- Born: Carolyn Ann Stewart Belfast, Northern Ireland
- Occupations: Businesswoman; disc jockey; radio host;
- Years active: 1990–present

= Carolyn Stewart =

Northern Ireland radio presenter and businesswoman

Carolyn Ann Stewart is a businesswoman and broadcaster from Northern Ireland.

Stewart is also the owner of Totally Hot NI, an award winning food company that produces pickles, sauces and marinades.

==Radio career==
Her broadcasting career began in 1990 when she was appointed one of the original DJs at the launch of Cool FM, sister station of Downtown Radio based in Newtownards, near Belfast. She was the original afternoon presenter with Cool FM and went on to work on many shows including the hugely successful Cool Goes Quiet, later to become Lights Out, which at that point was drawing more listeners than the breakfast show, which was then the biggest radio show of the day! Stewart stayed with Cool FM until 2005 when she was offered a frontline broadcasting role at new UTV-owned radio station U105.

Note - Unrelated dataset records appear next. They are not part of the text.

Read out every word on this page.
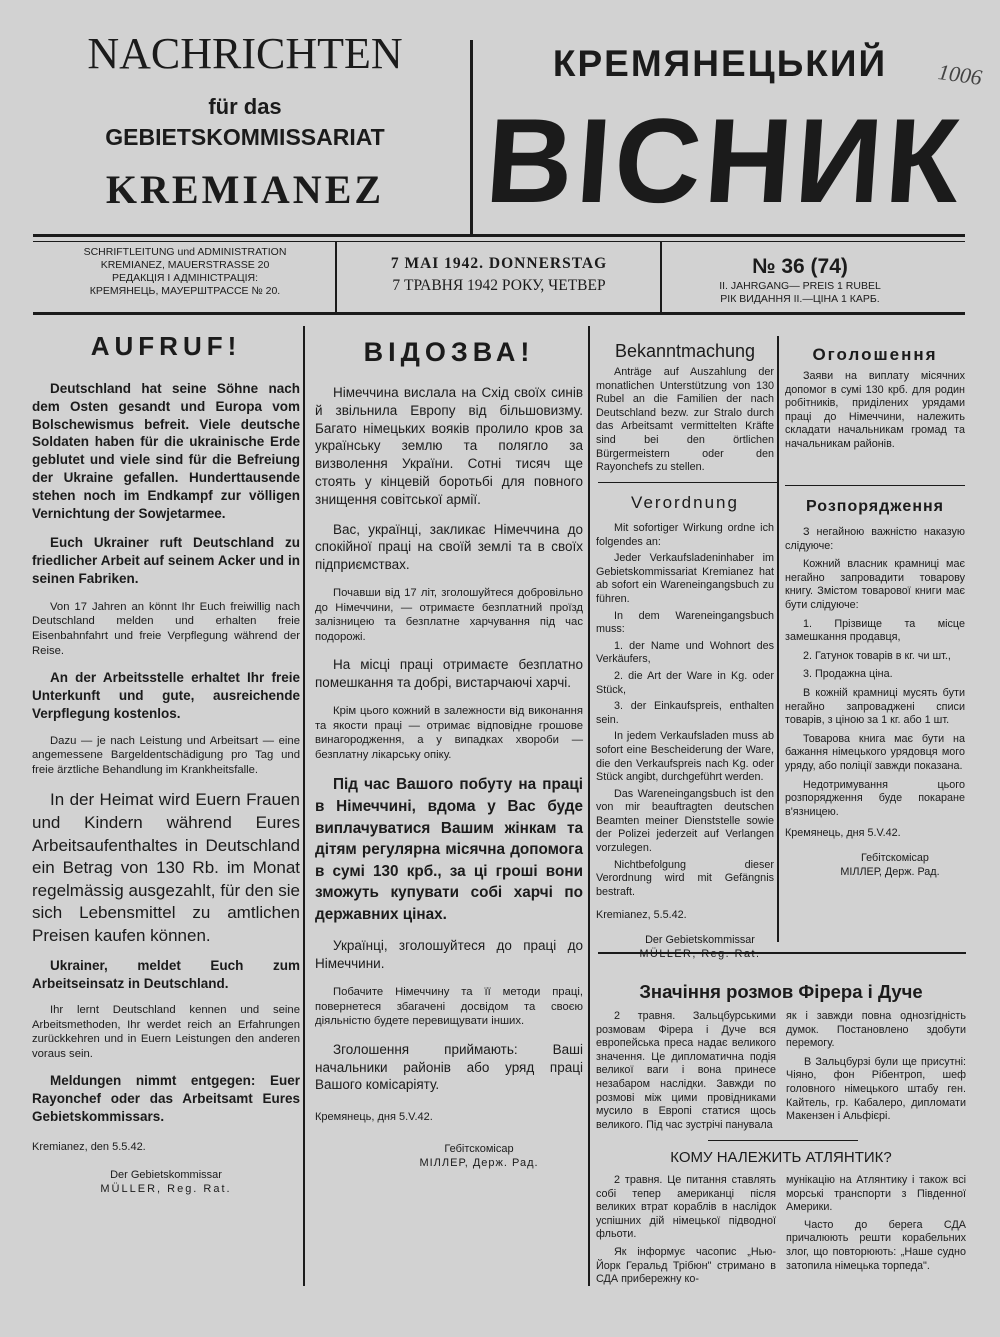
NACHRICHTEN
für das
GEBIETSKOMMISSARIAT
KREMIANEZ
КРЕМЯНЕЦЬКИЙ
ВІСНИК
1006
SCHRIFTLEITUNG und ADMINISTRATION
KREMIANEZ, MAUERSTRASSE 20
РЕДАКЦІЯ І АДМІНІСТРАЦІЯ:
КРЕМЯНЕЦЬ, МАУЕРШТРАССЕ № 20.
7 MAI 1942. DONNERSTAG
7 ТРАВНЯ 1942 РОКУ, ЧЕТВЕР
№ 36 (74)
II. JAHRGANG— PREIS 1 RUBEL
РІК ВИДАННЯ ІІ.—ЦІНА 1 КАРБ.
AUFRUF!
Deutschland hat seine Söhne nach dem Osten gesandt und Europa vom Bolschewismus befreit. Viele deutsche Soldaten haben für die ukrainische Erde geblutet und viele sind für die Befreiung der Ukraine gefallen. Hunderttausende stehen noch im Endkampf zur völligen Vernichtung der Sowjetarmee.
Euch Ukrainer ruft Deutschland zu friedlicher Arbeit auf seinem Acker und in seinen Fabriken.
Von 17 Jahren an könnt Ihr Euch freiwillig nach Deutschland melden und erhalten freie Eisenbahnfahrt und freie Verpflegung während der Reise.
An der Arbeitsstelle erhaltet Ihr freie Unterkunft und gute, ausreichende Verpflegung kostenlos.
Dazu — je nach Leistung und Arbeitsart — eine angemessene Bargeldentschädigung pro Tag und freie ärztliche Behandlung im Krankheitsfalle.
In der Heimat wird Euern Frauen und Kindern während Eures Arbeitsaufenthaltes in Deutschland ein Betrag von 130 Rb. im Monat regelmässig ausgezahlt, für den sie sich Lebensmittel zu amtlichen Preisen kaufen können.
Ukrainer, meldet Euch zum Arbeitseinsatz in Deutschland.
Ihr lernt Deutschland kennen und seine Arbeitsmethoden, Ihr werdet reich an Erfahrungen zurückkehren und in Euern Leistungen den anderen voraus sein.
Meldungen nimmt entgegen: Euer Rayonchef oder das Arbeitsamt Eures Gebietskommissars.
Kremianez, den 5.5.42.
Der Gebietskommissar
MÜLLER, Reg. Rat.
ВІДОЗВА!
Німеччина вислала на Схід своїх синів й звільнила Европу від більшовизму. Багато німецьких вояків пролило кров за українську землю та поляглo за визволення України. Сотні тисяч ще стоять у кінцевій боротьбі для повного знищення совітської армії.
Вас, українці, закликає Німеччина до спокійної праці на своїй землі та в своїх підприємствах.
Почавши від 17 літ, зголошуйтеся добровільно до Німеччини, — отримаєте безплатний проїзд залізницею та безплатне харчування під час подорожі.
На місці праці отримаєте безплатно помешкання та добрі, вистарчаючі харчі.
Крім цього кожний в залежности від виконання та якости праці — отримає відповідне грошове винагородження, а у випадках хвороби — безплатну лікарську опіку.
Під час Вашого побуту на праці в Німеччині, вдома у Вас буде виплачуватися Вашим жінкам та дітям регулярна місячна допомога в сумі 130 крб., за ці гроші вони зможуть купувати собі харчі по державних цінах.
Українці, зголошуйтеся до праці до Німеччини.
Побачите Німеччину та її методи праці, повернетеся збагачені досвідом та своєю діяльністю будете перевищувати інших.
Зголошення приймають: Ваші начальники районів або уряд праці Вашого комісаріяту.
Кремянець, дня 5.V.42.
Гебітскомісар
МІЛЛЕР, Держ. Рад.
Bekanntmachung
Anträge auf Auszahlung der monatlichen Unterstützung von 130 Rubel an die Familien der nach Deutschland bezw. zur Stralo durch das Arbeitsamt vermittelten Kräfte sind bei den örtlichen Bürgermeistern oder den Rayonchefs zu stellen.
Оголошення
Заяви на виплату місячних допомог в сумі 130 крб. для родин робітників, приділених урядами праці до Німеччини, належить складати начальникам громад та начальникам районів.
Verordnung
Mit sofortiger Wirkung ordne ich folgendes an:
Jeder Verkaufsladeninhaber im Gebietskommissariat Kremianez hat ab sofort ein Wareneingangsbuch zu führen.
In dem Wareneingangsbuch muss:
1. der Name und Wohnort des Verkäufers,
2. die Art der Ware in Kg. oder Stück,
3. der Einkaufspreis, enthalten sein.
In jedem Verkaufsladen muss ab sofort eine Bescheiderung der Ware, die den Verkaufspreis nach Kg. oder Stück angibt, durchgeführt werden.
Das Wareneingangsbuch ist den von mir beauftragten deutschen Beamten meiner Dienststelle sowie der Polizei jederzeit auf Verlangen vorzulegen.
Nichtbefolgung dieser Verordnung wird mit Gefängnis bestraft.
Kremianez, 5.5.42.
Der Gebietskommissar
MÜLLER, Reg. Rat.
Розпорядження
З негайною важністю наказую слідуюче:
Кожний власник крамниці має негайно запровадити товарову книгу. Змістом товарової книги має бути слідуюче:
1. Прізвище та місце замешкання продавця,
2. Гатунок товарів в кг. чи шт.,
3. Продажна ціна.
В кожній крамниці мусять бути негайно запроваджені списи товарів, з ціною за 1 кг. або 1 шт.
Товарова книга має бути на бажання німецького урядовця мого уряду, або поліції завжди показана.
Недотримування цього розпорядження буде покаране в'язницею.
Кремянець, дня 5.V.42.
Гебітскомісар
МІЛЛЕР, Держ. Рад.
Значіння розмов Фірера і Дуче
2 травня. Зальцбурськими розмовам Фірера і Дуче вся европейська преса надає великого значення. Це дипломатична подія великої ваги і вона принесе незабаром наслідки. Завжди по розмові між цими провідниками мусило в Европі статися щось великого. Під час зустрічі панувала
як і завжди повна однозгідність думок. Постановлено здобути перемогу.
В Зальцбурзі були ще присутні: Чіяно, фон Рібентроп, шеф головного німецького штабу ген. Кайтель, гр. Кабалеро, дипломати Макензен і Альфієрі.
КОМУ НАЛЕЖИТЬ АТЛЯНТИК?
2 травня. Це питання ставлять собі тепер американці після великих втрат кораблів в наслідок успішних дій німецької підводної фльоти.
Як інформує часопис „Нью-Йорк Геральд Трібюн" стримано в СДА прибережну ко-
мунікацію на Атлянтику і також всі морські транспорти з Південної Америки.
Часто до берега СДА причалюють решти корабельних злог, що повторюють: „Наше судно затопила німецька торпеда".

One of Northern Ireland's most well-known broadcasters and club DJs, she has also worked in television on UTV, the regional channel for the Northern Ireland region of the ITV Network, co-presenting its Saturday morning youth show SUS with comedian Patrick Kielty in 1993.

She most recently presented on the Northern Irish local station, U105 in the 12-3pm week days slot. However, she quite the station, along with several colleagues during a dispute with the station management. This followed a previous dispute in December 2023 when seven of U105s presenters, including Stewart, took industrial tribunal action against the station.

==Business career==
In 2016, Stewart set up Totally Hot NI, a food company which produces pickles, sauces and marinades. She has won six Great Taste awards with Totally Hot NI.